GrainLearning/grainLearning

JOSS Review: Paper Comments

Closed this issue · 7 comments

Hi! I’m reviewing your paper for JOSS and opening small issues as I come across them. This issue corresponds to my comments on the manuscript.

The paper hits all of the desired points by JOSS, but I personally found it to be very terse and not informative about the software. I think substantially more detail should be added to the paper such that, when cited by researchers, a reader can briefly look at the paper and understand the functionality and design of the software. I feel comfortable requesting this change as you have very extensive documentation and I feel that using some of that content to formally present the software in the paper is not too arduous of a task.

Below are my comments that need to be addressed in the revised paper

  1. While the summary does a good job at setting the context of the field, I find the summary to be lacking in describing what GrainLearning does. Could you please add another two sentences or so highlighting the broad strokes of what GrainLearning does, beyond “emulating granular behavior” and “learning the uncertainties?”
  2. The ‘State of the Field’ section reads more like what I would expect for the ‘Statement of Need’. I think you should merge these and shorten.
  3. I don’t believe lines 32 - 40 should be in the statement of need as they describe the functionality of the software.
  4. The “functionality” section of the paper is highly tailored for a narrow scientific community, and I think obscures the very cool capabilities of the model. I would greatly appreciate if, at a minimum, you could provide a software architecture diagram that highlights the GarinLearning data model. This will allow a quick reader to glance at the paper and understand what GrainLearning takes in and what it puts out.
  5. It is not clear to me what the authors mean by “calibration” in their functionality statement. This may be because I am not in-field, but a definition would be useful. My reading of this statement does not jibe with the type of model calibration I am used to in Bayesian model evaluation.
  6. I also would appreciate a statement of contribution of the authors.

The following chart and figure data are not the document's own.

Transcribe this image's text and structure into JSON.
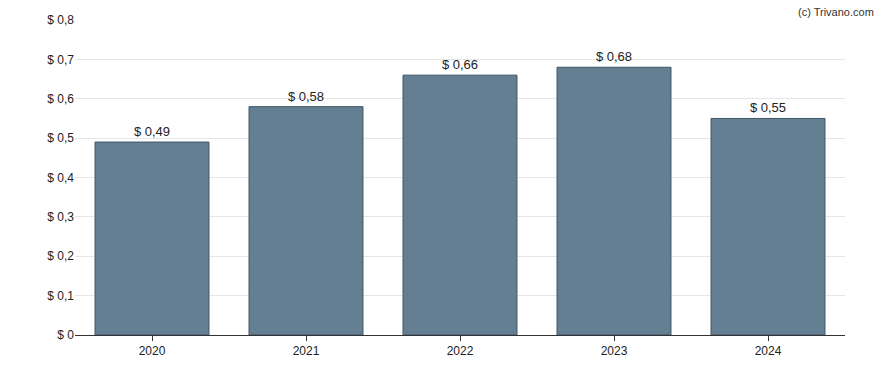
{
  "chart_data": {
    "type": "bar",
    "categories": [
      "2020",
      "2021",
      "2022",
      "2023",
      "2024"
    ],
    "values": [
      0.49,
      0.58,
      0.66,
      0.68,
      0.55
    ],
    "value_labels": [
      "$ 0,49",
      "$ 0,58",
      "$ 0,66",
      "$ 0,68",
      "$ 0,55"
    ],
    "data_labels": true,
    "color": "#647f92",
    "ylim": [
      0,
      0.8
    ],
    "yticks": [
      {
        "value": 0,
        "label": "$ 0"
      },
      {
        "value": 0.1,
        "label": "$ 0,1"
      },
      {
        "value": 0.2,
        "label": "$ 0,2"
      },
      {
        "value": 0.3,
        "label": "$ 0,3"
      },
      {
        "value": 0.4,
        "label": "$ 0,4"
      },
      {
        "value": 0.5,
        "label": "$ 0,5"
      },
      {
        "value": 0.6,
        "label": "$ 0,6"
      },
      {
        "value": 0.7,
        "label": "$ 0,7"
      },
      {
        "value": 0.8,
        "label": "$ 0,8"
      }
    ],
    "grid": true,
    "annotations": [
      "(c) Trivano.com"
    ]
  }
}
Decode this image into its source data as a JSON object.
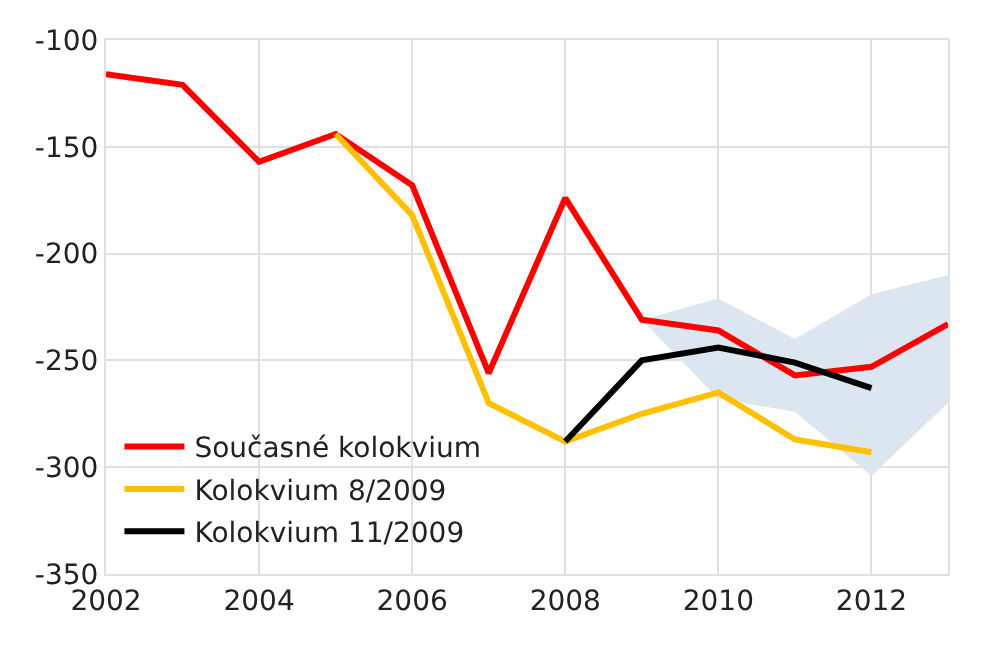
{
  "chart_data": {
    "type": "line",
    "x": [
      2002,
      2003,
      2004,
      2005,
      2006,
      2007,
      2008,
      2009,
      2010,
      2011,
      2012,
      2013
    ],
    "series": [
      {
        "name": "Současné kolokvium",
        "color": "#ff0000",
        "values": [
          -116,
          -121,
          -157,
          -144,
          -168,
          -256,
          -174,
          -231,
          -236,
          -257,
          -253,
          -233
        ],
        "lower": [
          null,
          null,
          null,
          null,
          null,
          null,
          null,
          -231,
          -268,
          -274,
          -304,
          -270
        ],
        "upper": [
          null,
          null,
          null,
          null,
          null,
          null,
          null,
          -231,
          -221,
          -240,
          -219,
          -210
        ]
      },
      {
        "name": "Kolokvium 8/2009",
        "color": "#ffc000",
        "values": [
          null,
          null,
          null,
          -144,
          -182,
          -270,
          -288,
          -275,
          -265,
          -287,
          -293,
          null
        ]
      },
      {
        "name": "Kolokvium 11/2009",
        "color": "#000000",
        "values": [
          null,
          null,
          null,
          null,
          null,
          null,
          -288,
          -250,
          -244,
          -251,
          -263,
          null
        ]
      }
    ],
    "xlim": [
      2002,
      2013
    ],
    "xticks": [
      2002,
      2004,
      2006,
      2008,
      2010,
      2012
    ],
    "ylim": [
      -350,
      -100
    ],
    "yticks": [
      -350,
      -300,
      -250,
      -200,
      -150,
      -100
    ],
    "grid": true,
    "legend": "bottom left",
    "marker": "none",
    "line_style": "solid"
  }
}
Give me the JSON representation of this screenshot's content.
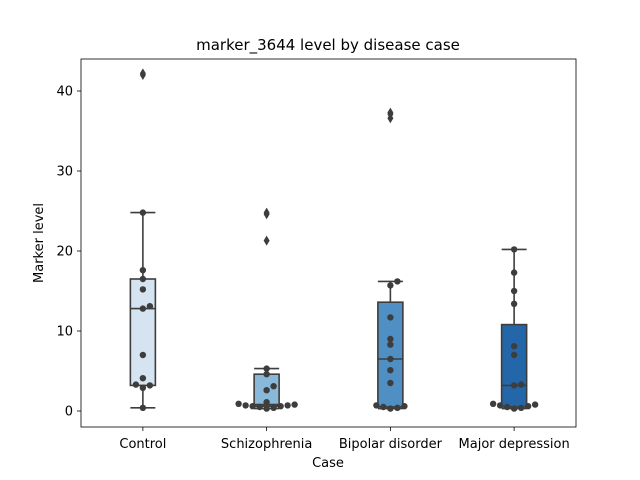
{
  "chart_data": {
    "type": "box",
    "title": "marker_3644 level by disease case",
    "xlabel": "Case",
    "ylabel": "Marker level",
    "categories": [
      "Control",
      "Schizophrenia",
      "Bipolar disorder",
      "Major depression"
    ],
    "ylim": [
      -2,
      44
    ],
    "yticks": [
      0,
      10,
      20,
      30,
      40
    ],
    "grid": false,
    "box_colors": [
      "#d6e4f2",
      "#8ab8d9",
      "#4f8fc3",
      "#2467a9"
    ],
    "series": [
      {
        "category": "Control",
        "q1": 3.2,
        "median": 12.8,
        "q3": 16.5,
        "whisker_low": 0.4,
        "whisker_high": 24.8,
        "outliers": [
          42.0,
          42.2
        ],
        "points": [
          0.4,
          2.9,
          3.2,
          3.3,
          4.1,
          7.0,
          12.8,
          13.1,
          15.2,
          16.5,
          17.6,
          24.8
        ]
      },
      {
        "category": "Schizophrenia",
        "q1": 0.6,
        "median": 0.8,
        "q3": 4.6,
        "whisker_low": 0.3,
        "whisker_high": 5.3,
        "outliers": [
          21.3,
          24.6,
          24.8
        ],
        "points": [
          0.3,
          0.4,
          0.5,
          0.6,
          0.6,
          0.7,
          0.7,
          0.8,
          0.9,
          1.1,
          2.6,
          3.1,
          4.6,
          5.3
        ]
      },
      {
        "category": "Bipolar disorder",
        "q1": 0.5,
        "median": 6.5,
        "q3": 13.6,
        "whisker_low": 0.3,
        "whisker_high": 16.2,
        "outliers": [
          36.6,
          37.1,
          37.3
        ],
        "points": [
          0.3,
          0.4,
          0.5,
          0.6,
          0.7,
          3.5,
          5.1,
          6.5,
          8.3,
          9.0,
          11.7,
          15.7,
          16.2
        ]
      },
      {
        "category": "Major depression",
        "q1": 0.5,
        "median": 3.2,
        "q3": 10.8,
        "whisker_low": 0.3,
        "whisker_high": 20.2,
        "points": [
          0.3,
          0.4,
          0.5,
          0.6,
          0.7,
          0.8,
          0.9,
          3.2,
          3.3,
          7.0,
          8.1,
          13.4,
          15.0,
          17.3,
          20.2
        ],
        "outliers": []
      }
    ]
  }
}
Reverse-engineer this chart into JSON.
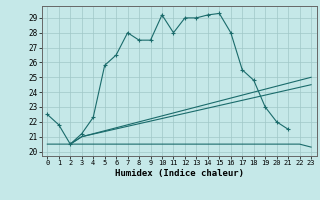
{
  "title": "",
  "xlabel": "Humidex (Indice chaleur)",
  "bg_color": "#c5e8e8",
  "grid_color": "#a0c8c8",
  "line_color": "#1a6b6b",
  "xlim": [
    -0.5,
    23.5
  ],
  "ylim": [
    19.7,
    29.8
  ],
  "yticks": [
    20,
    21,
    22,
    23,
    24,
    25,
    26,
    27,
    28,
    29
  ],
  "xticks": [
    0,
    1,
    2,
    3,
    4,
    5,
    6,
    7,
    8,
    9,
    10,
    11,
    12,
    13,
    14,
    15,
    16,
    17,
    18,
    19,
    20,
    21,
    22,
    23
  ],
  "curve1_x": [
    0,
    1,
    2,
    3,
    4,
    5,
    6,
    7,
    8,
    9,
    10,
    11,
    12,
    13,
    14,
    15,
    16,
    17,
    18,
    19,
    20,
    21
  ],
  "curve1_y": [
    22.5,
    21.8,
    20.5,
    21.2,
    22.3,
    25.8,
    26.5,
    28.0,
    27.5,
    27.5,
    29.2,
    28.0,
    29.0,
    29.0,
    29.2,
    29.3,
    28.0,
    25.5,
    24.8,
    23.0,
    22.0,
    21.5
  ],
  "curve2_x": [
    0,
    22,
    23
  ],
  "curve2_y": [
    20.5,
    20.5,
    20.3
  ],
  "curve3_x": [
    2,
    3,
    23
  ],
  "curve3_y": [
    20.5,
    21.0,
    25.0
  ],
  "curve4_x": [
    2,
    3,
    23
  ],
  "curve4_y": [
    20.5,
    21.0,
    24.5
  ]
}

I’m very happy that all authors are listed as co-first authors, but I think with this many, a statement of who-did-what would be useful. If all authors equally contributed to writing/coding/testing/deploying/etc, great! Having that written down would only make it more clear that this was a highly collaborative effort.

@gchure Thanks a lot for your comments. We will work on the text and come back to you.

@gchure Could you give us an example of how in JOSS paper we could explicitly mention the different contributions of the different authors? This is not something that we are used to do in the articles of our scientific domain ☺️

Of course. I recently requested this for Taweret, another package in review at JOSS. I have a paper (though not in JOSS) with 5 co-first authors and I felt that the "Author Contribution" section accurately conveyed why we split authorship equally. It can be as simple as "X, Y, and Z developed the software. A, B, X, and Y developed statistical models. X and Z wrote test suites. X wrote the documentation." etc. My interest for this is more to make it really clear to the reader that everyone substantially contributed to the software, which I have found to be really well engineered.

Dear @gchure, we have worked on the text and added the section Author contributions.
You can find the latest version generated in the action here.
Let us know what you think and thanks again for your comments.

Looks great. Just a few small comments:

i) Can you reference Figure 1 in the text? I think something like "The core functionality of GrainLearning is diagrammed in Figure 1." at line 58.

ii) The figure caption lists steps 1, 2, 3... but those aren't shown in the figure. This makes it hard to see what each step is referring to in the figure. Can you add them as sub labels within the figure?

With those two small points addressed, I can finish off my review.

Thanks, those are indeed nice additions 🚀
Check the latest version in this artifact.

Great! Looks perfect. Thanks for the rapid iteration!

As a minor point, you'll probably want to switch out the * and ¶ in the author affiliations. I discovered empirically that this will break your paper upon acceptance.